- Born: 24 February 1970 (age 56) Cottbus, East Germany
- Height: 6 ft 0 in (183 cm)
- Weight: 185 lb (84 kg; 13 st 3 lb)
- Position: Defence
- Shot: Left
- Played for: ES Weißwasser EV Landshut Frankfurt Lions
- National team: Germany
- Playing career: 1990–2010 2012–2014

= Michael Bresagk =

German ice hockey player

Michael Bresagk (born 24 February 1970) is a German former ice hockey defenceman.

==Career==
Bresagk began his career with PEV Weißwasser and then moved to EV Landshut where he spent five seasons, before moving to France to play in the Ligue Magnus for Brest Albatros Hockey, guiding them to the Magnus Cup in his one season with the club in 1997.

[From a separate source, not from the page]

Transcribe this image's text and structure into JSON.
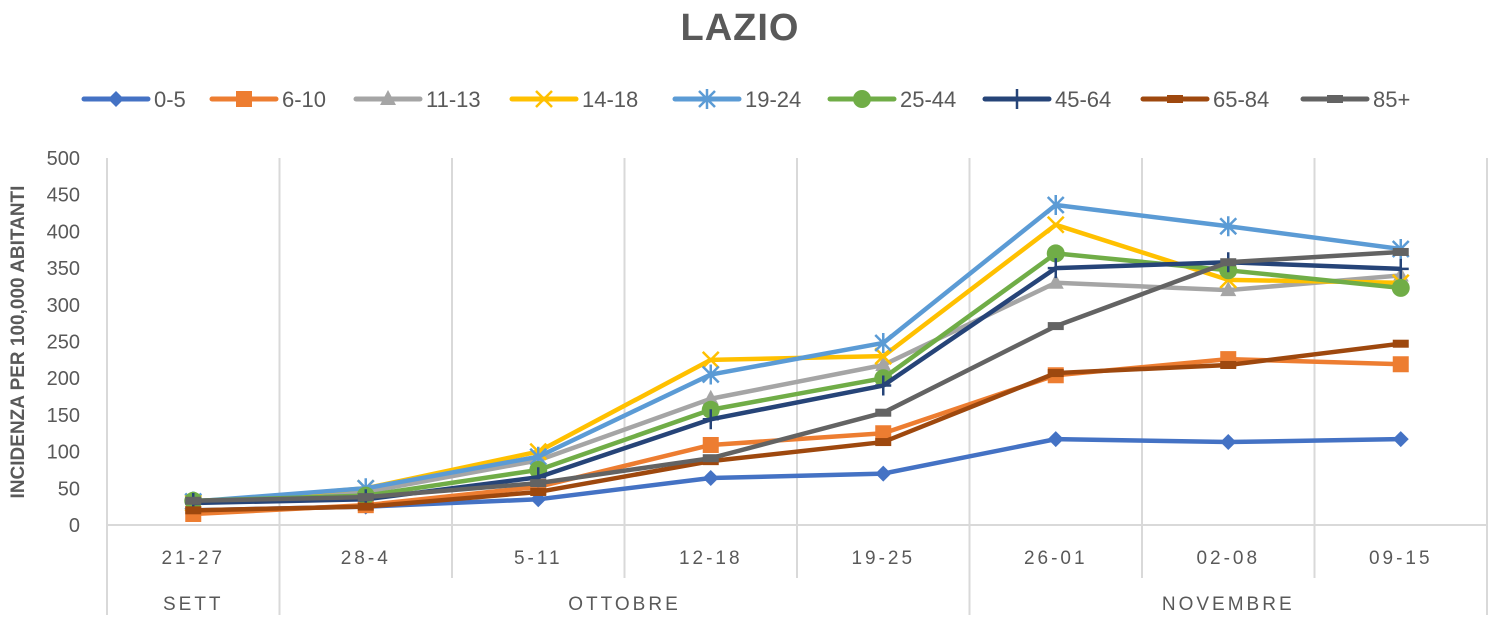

He then moved back to Germany to play for the Frankfurt Lions. He helped the Lions capture the DEL Championship in 2004, their first in history. The achievement marked a complete turnaround for the Lions who in the previous season were supposedly relegated to the 2nd Bundesliga but were allowed back into the DEL due to the financial collapse of the Schwenninger Wild Wings.

However, in later years the Lions themselves would suffer from mounting financial difficulties and subsequently folded after the 2009–10 season despite finishing second in the league. Bresagk would retire as a player afterwards.